193.2
Elderly People with Cancer and “Young People” with Alzheimer's Disease and Related Disorders: Social Issues and Challenges of Two Recently Identified Target Population in Western Societies.

Wednesday, 13 July 2016: 14:15
Location: Hörsaal BIG 2 (Main Building)
Oral Presentation
Lynda SIFER-RIVIÈRE, Centre of sciences, medicine, health, mental health and society, France
This paper intends to discuss the social issues and the challenges involved in the aging society, the increase of life expectancy and longevity, in health care management and health policies in western societies, dealing two recently identified target population: “young people” with Alzheimer's disease (AD) and related disorders” (≤ 65-70 years), and elderly people with cancer (≥ 75 years), especially around the development of oncogeriatrics. This choice of these two groups allows to consider the opposite way, and therefore potentially heuristic, specificities and antagonisms of the age and diseases. Following Kaufman (2015), it is proposed to understand ageing effects and social issues as implications on health care strategies by analyzing how policies, institutions and actors involved promote and realize a specific framework based on age, and contribute to redefine medical and social needs and forms of responses to these needs.

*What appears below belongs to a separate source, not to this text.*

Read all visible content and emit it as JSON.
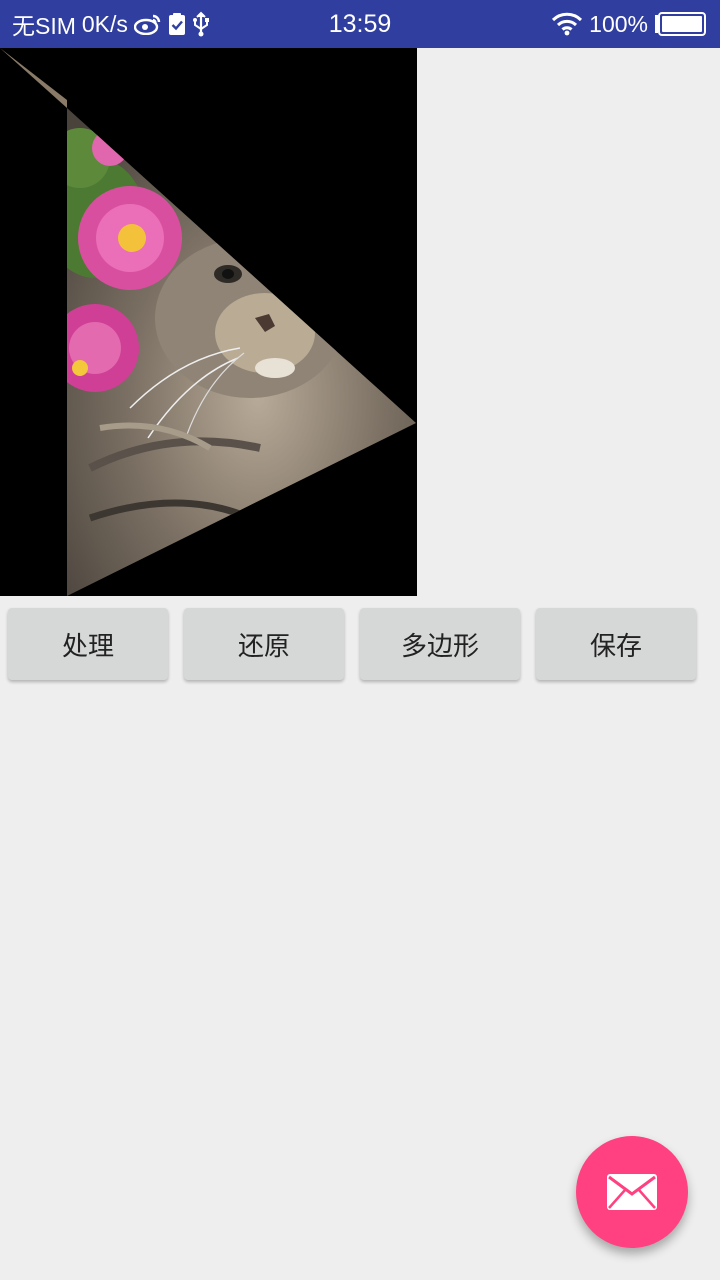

Oncogeriatrics takes into account the deleterious effects of the very old age to rethink models of cancer care management. “Young people” is designed to meet specific expectations of adult people still considered as young, while they are affected by a pathology as the dominant social representation identifies as linked to old age.

Operate a policy of selection of populations in health and social policies are not a new operation, and the history of medicine and public health provides many examples. But, in the context of aging society, what does it mean and actually involve? Why isolate “youth” in one case, the “very old'” in the other even though it's two diseases whose prevalence increases with ageing? How does it contribute to develop coherent social and health policies?

The theoretical and methodological framework of this papier is based on symbolic interactionism and grounded theory, and on empirical investigations (studied in the context of my PhD and my post-doctoral research).